The data file is a .csv file and looks like this:

species
Species_1
Speceis_2
Species_3
....
Species_281

so its one column and nothing else. What should I do?

Thanks a lot


----- Original Message ----- From: "Graham Slater" <gsla...@ucla.edu>
To: "Eugen Egorov" <eugen...@online.de>
Cc: <r-sig-phylo@r-project.org>
Sent: Thursday, March 03, 2011 7:54 PM
Subject: Re: [R-sig-phylo] Pruning a tree


drop.tip assumes you have identified the tips that you want to remove,
which you could do using

nc <- name.check(tree, data).
newtree <- drop.tip(tree, nc[[1]])

or

newtree <- drop.tip(tree, nc$Tree.not.data) # note that Tree has a caps
and not using this could cause a weird tree with no tips to be output.

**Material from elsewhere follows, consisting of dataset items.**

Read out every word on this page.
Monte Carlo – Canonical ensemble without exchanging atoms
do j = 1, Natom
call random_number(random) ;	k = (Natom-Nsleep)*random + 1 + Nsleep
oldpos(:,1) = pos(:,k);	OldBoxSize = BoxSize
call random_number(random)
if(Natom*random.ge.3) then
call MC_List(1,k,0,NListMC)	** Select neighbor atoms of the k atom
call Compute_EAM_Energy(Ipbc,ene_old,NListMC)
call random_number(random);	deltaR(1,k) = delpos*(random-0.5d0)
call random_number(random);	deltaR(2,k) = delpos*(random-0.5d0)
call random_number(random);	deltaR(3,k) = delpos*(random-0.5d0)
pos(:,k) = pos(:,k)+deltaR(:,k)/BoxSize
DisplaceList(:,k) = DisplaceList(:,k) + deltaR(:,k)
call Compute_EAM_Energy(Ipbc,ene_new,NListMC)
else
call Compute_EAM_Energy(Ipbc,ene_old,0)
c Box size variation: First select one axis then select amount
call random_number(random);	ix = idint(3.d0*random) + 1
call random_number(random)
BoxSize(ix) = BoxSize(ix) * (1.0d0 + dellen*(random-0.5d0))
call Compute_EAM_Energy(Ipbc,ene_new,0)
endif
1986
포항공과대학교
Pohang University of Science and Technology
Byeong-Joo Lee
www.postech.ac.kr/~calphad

But if your data are simply a list of names (and I assume here you mean
you have a vector of names rather than an actual list) and you don't
know exactly which species are missing then the following might be easier:


missing <- tree$tip.label[is.na(match(tree$tip.label, listofnames))] ##
will use the match() function to identify the tips that are not present
in your list - it essentially is trying to match the tip names from the
tree to your list and if there is no match it reports NA for that tip.
we get the tip names corresponding to those NAs here

newtree <- drop.tip(tree, missing) # this will remove those tips


graham
On Mar 3, 2011, at 9:15 AM, Eugen Egorov wrote:

Hi all,

I have a huge tree and a list with species. Now I want to prune the
tree, so only species appearing in the list are left in the tree. I
tried the geiger package to compare tree species with those in the
list, but that didn't work out, because I recieved a tree with 0 tips
and 1 node after using "drop.tip$tree.not.data". I guess I have to
format the list, but I don't know in which way. Any idea how I do that?